Deliverance 2 director defends DLSS 5 ...

Studio Head Kingdom Come: Deliverance 2 Bela DLSS 5

Co-founder Warhorse, Daniel Vávra, membela teknologi DLSS 5 milik Nvidia di tengah penolakan industri terhadap visual berbasis AI.

Eliza Crichton-Stuart

Eliza Crichton-Stuart

Diperbarui Mar 31, 2026

Deliverance 2 director defends DLSS 5 ...
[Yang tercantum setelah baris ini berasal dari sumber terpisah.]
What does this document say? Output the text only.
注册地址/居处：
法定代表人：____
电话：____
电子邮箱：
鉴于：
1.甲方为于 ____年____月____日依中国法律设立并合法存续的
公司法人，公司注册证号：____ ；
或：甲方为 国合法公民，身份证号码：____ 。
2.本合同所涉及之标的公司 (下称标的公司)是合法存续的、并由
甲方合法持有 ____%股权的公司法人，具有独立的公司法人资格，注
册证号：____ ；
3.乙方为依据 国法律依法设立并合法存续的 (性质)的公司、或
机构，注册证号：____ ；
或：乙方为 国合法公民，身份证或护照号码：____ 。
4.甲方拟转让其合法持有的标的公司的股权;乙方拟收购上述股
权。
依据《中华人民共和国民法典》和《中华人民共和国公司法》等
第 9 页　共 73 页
Daniel Vávra, co-founder of Warhorse Studios dan kekuatan kreatif di balik Kingdom Come: Deliverance 2, secara terbuka mendukung teknologi DLSS 5 milik Nvidia, meskipun para developer di seluruh industri berbaris untuk mengkritiknya. Komentarnya muncul pada 23 Maret melalui sebuah postingan di X, memposisikannya sebagai salah satu dari sedikit suara dalam dunia game yang bersedia membela teknologi tersebut saat ini.

Mengapa industri sudah mulai berbalik melawan DLSS 5

Reaksi negatif terhadap DLSS 5 datang dengan cepat dan tajam. Para game developer yang berbicara secara terbuka tentang teknologi ini menggambarkan output yang dihasilkan AI-nya dengan kata-kata yang tidak terlalu memuji. Keluhan utamanya adalah komponen generative AI pada DLSS 5 tidak sekadar melakukan upscale pada frame yang ada, melainkan menggambarnya ulang, menghasilkan wajah dan permukaan yang terlihat seolah telah diproses melalui filter kecantikan media sosial. CEO Nvidia Jensen Huang mengklaim teknologi ini dapat mempertahankan intensi artistik, namun pesan tindak lanjut dari perusahaan tersebut tampaknya bertentangan dengan framing itu, dan komunitas gaming pun menyadarinya.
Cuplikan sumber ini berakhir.